UB dental professor studying immune system’s role in Sjögren’s disease

BUFFALO, N.Y. — Sjögren’s disease affects about 4 million people in the United States, predominately women. Characterized by severely reduced tears and saliva, the autoimmune disease makes the sufferers’ mouths feel like they’re filled with cotton and often results in tooth decay and difficulty swallowing.

Jill M. Kramer, DDS, PhD, associate professor in the Department of Oral Biology at the University at Buffalo School of Dental Medicine, is looking at how targeting a key molecule in the immune system could lead to better therapies for this debilitating condition.

“There are no FDA-approved drugs for Sjögren’s other than those that reduce eye inflammation,” she said. “Unfortunately, we don’t have anything that prevents the loss of salivary flow or reverses it. As dentists, we just advise patients to drink lots of water, avoid sugary, sticky foods, brush their teeth often, and use high-fluoride products to manage the symptoms and try to prevent decay.”’

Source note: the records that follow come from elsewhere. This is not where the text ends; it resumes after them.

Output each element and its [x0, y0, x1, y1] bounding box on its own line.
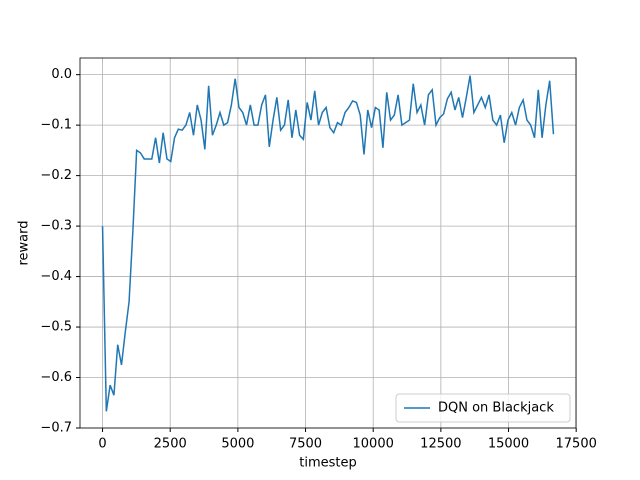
line-series — [101, 75, 555, 412]
y-tick-label: −0.7 — [40, 421, 72, 436]
y-tick-label: 0.0 — [51, 67, 72, 82]
x-axis-label: timestep — [299, 456, 357, 471]
x-tick-label: 15000 — [488, 437, 529, 452]
y-tick-label: −0.6 — [40, 370, 72, 385]
y-tick-label: −0.1 — [40, 118, 72, 133]
y-tick-label: −0.3 — [40, 219, 72, 234]
y-axis-label: reward — [17, 220, 32, 265]
legend-box — [395, 393, 571, 423]
y-tick-label: −0.4 — [40, 269, 72, 284]
x-tick-label: 2500 — [154, 437, 187, 452]
x-tick-label: 0 — [98, 437, 106, 452]
x-tick-label: 5000 — [221, 437, 254, 452]
y-tick-label: −0.2 — [40, 168, 72, 183]
x-tick-label: 17500 — [556, 437, 597, 452]
legend-label: DQN on Blackjack — [438, 401, 554, 416]
x-tick-label: 12500 — [420, 437, 461, 452]
x-tick-label: 10000 — [353, 437, 394, 452]
x-tick-label: 7500 — [289, 437, 322, 452]
y-tick-label: −0.5 — [40, 320, 72, 335]
plot-frame — [79, 57, 577, 429]
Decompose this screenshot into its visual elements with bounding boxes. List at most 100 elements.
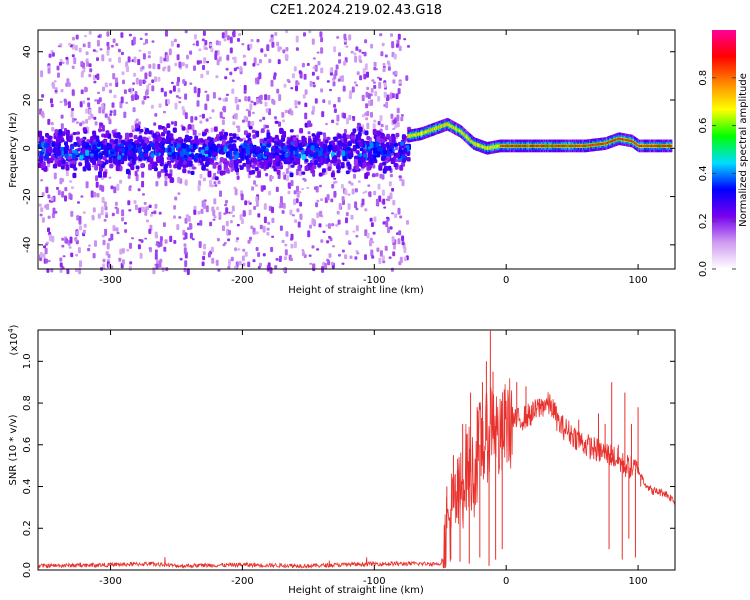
spectrogram-noise-cell (314, 186, 317, 190)
spectrogram-band-cell (304, 165, 309, 171)
spectrogram-noise-cell (378, 77, 382, 81)
spectrogram-band-cell (223, 158, 228, 163)
spectrogram-noise-cell (249, 236, 252, 240)
spectrogram-noise-cell (82, 229, 86, 234)
spectrogram-noise-cell (262, 253, 266, 257)
spectrogram-noise-cell (400, 114, 404, 117)
spectrogram-noise-cell (205, 118, 209, 122)
spectrogram-band-cell (297, 165, 302, 171)
spectrogram-noise-cell (345, 45, 349, 48)
spectrogram-band-cell (166, 156, 171, 161)
spectrogram-band-cell (60, 139, 65, 143)
spectrogram-noise-cell (114, 201, 118, 206)
spectrogram-band-cell (64, 141, 68, 146)
spectrogram-noise-cell (219, 190, 222, 197)
spectrogram-noise-cell (119, 179, 123, 184)
spectrogram-noise-cell (159, 236, 163, 242)
spectrogram-band-cell (218, 149, 223, 155)
x-tick-label: -300 (99, 275, 122, 286)
spectrogram-noise-cell (189, 166, 192, 170)
spectrogram-noise-cell (133, 72, 137, 77)
spectrogram-noise-cell (102, 263, 106, 269)
spectrogram-band-cell (89, 140, 94, 144)
spectrogram-band-cell (195, 140, 200, 146)
spectrogram-noise-cell (206, 94, 210, 102)
spectrogram-noise-cell (249, 43, 253, 49)
spectrogram-noise-cell (193, 86, 197, 94)
spectrogram-noise-cell (111, 212, 115, 217)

Second NIH award for study

Kramer, who has studied Sjögren’s disease for several years, hopes that more effective treatments will become available in the near future. She recently received a $2.1 million, five-year renewal grant from the National Institute of Dental and Craniofacial Research (NIDCR), which is part of the National Institutes of Health (NIH), to study the molecule MyD88 and how it is activated by various receptors. This study continues research that Kramer and her team began in 2017.

“We know that MyD88 plays a key role in the immune system by helping cells respond to the signals that trigger inflammation,” she said. “If you don’t have this molecule, you’re very susceptible to disease.”

In their initial study, MyD88 was genetically removed from mice that were prone to Sjögren’s, and they didn’t exhibit the typical dry mouth or inflamed organs.

“We knew that MyD88 was really important because if it was gone, a lot of the disease manifestations were completely abrogated,” Kramer said.

There is a huge caveat: the mice typically became very sick by six months of age. Thus, blocking MyD88 may not work as a therapeutic approach to combatting Sjögren’s because humans could become severely ill with other diseases.

Understanding exactly how MyD88 causes Sjögren’s, however, could lead to the development of new drugs that block these harmful pathways.

Connections to other autoimmune diseases

Kramer and her team are expanding their study of the specific receptors that activate MyD88 and how they communicate with each other. Kramer is collaborating with dental school colleague Rose-Anne Romano, PhD, who is also an associate professor in the Department of Oral Biology, to understand these interactions in patients and mice with Sjögren’s disease. Also, PhD student Sheta Biswas and master’s student Bayan Alhaddad are working on the project.

A group of molecules called toll-like receptors (TLRs) play a crucial role, acting like sensors on immune cells that help the body detect germs or danger. The researchers[investigators?] have discovered that two different receptors, TLR7 and TLR9, are especially important, and there is a sex bias in how they work.

For instance, female mice that didn’t have TLR7 had a lessened amount of Sjögren’s disease, while the male mice got sicker.

“It made us wonder: Should we be thinking about treating males and females differently?” Kramer said. “It raises some interesting questions for us to consider from a therapeutic perspective.”

Insights gained from studying Sjögren’s could potentially benefit patients with other autoimmune diseases, such as lupus and rheumatoid arthritis, she said.

It was actually literature on lupus, which has been studied much more extensively than Sjögren’s, that provided Kramer with ideas for the UB study.

“When TLR7 was knocked out in lupus mouse models, the animals were much healthier,” she said. “And when TLR7 is mutated in humans, it can become overactive and drive lupus. When scientists put that same mutated TLR7 into mice, the mice developed a lupus-like disease. Obviously, lupus is a different disease than Sjögren’s, but some of the molecular findings are similar.”

She noted that current work in the field focuses on understanding Sjögren’s disease from a molecular perspective, and such studies will likely inform treatments for Sjögren’s and similar diseases.

“We’re starting to appreciate the fact that even though patients may be diagnosed clinically with Sjögren’s disease, there can actually be distinct molecular variations within these patients,” she explained. “And if we can identify specific subsets of patients with particular variations, we may be able to predict which patients may respond well to a specific treatment. I think as our understanding grows, we will be able to group patients according to their molecular profiles and then treat them in a targeted way.”

While the team hasn’t performed clinical trials, it is working with Jennifer Frustino, DDS, PhD, the director of oncology research and the associate chief of service, dentistry/Division of Oral Oncology & Maxillofacial Prosthetics at Erie County Medical Center, to get healthy salivary gland tissues from patients. This helps them understand how MyD88 in salivary gland cells contributes to inflammation in salivary cells.

“Our hope is that as we gain a more sophisticated understanding of how the disease progresses,” Kramer said,  “and about the differences between males and females, and the way that these molecules talk to each other, we can effectively block key mediators of inflammation without making the patient immunocompromised.”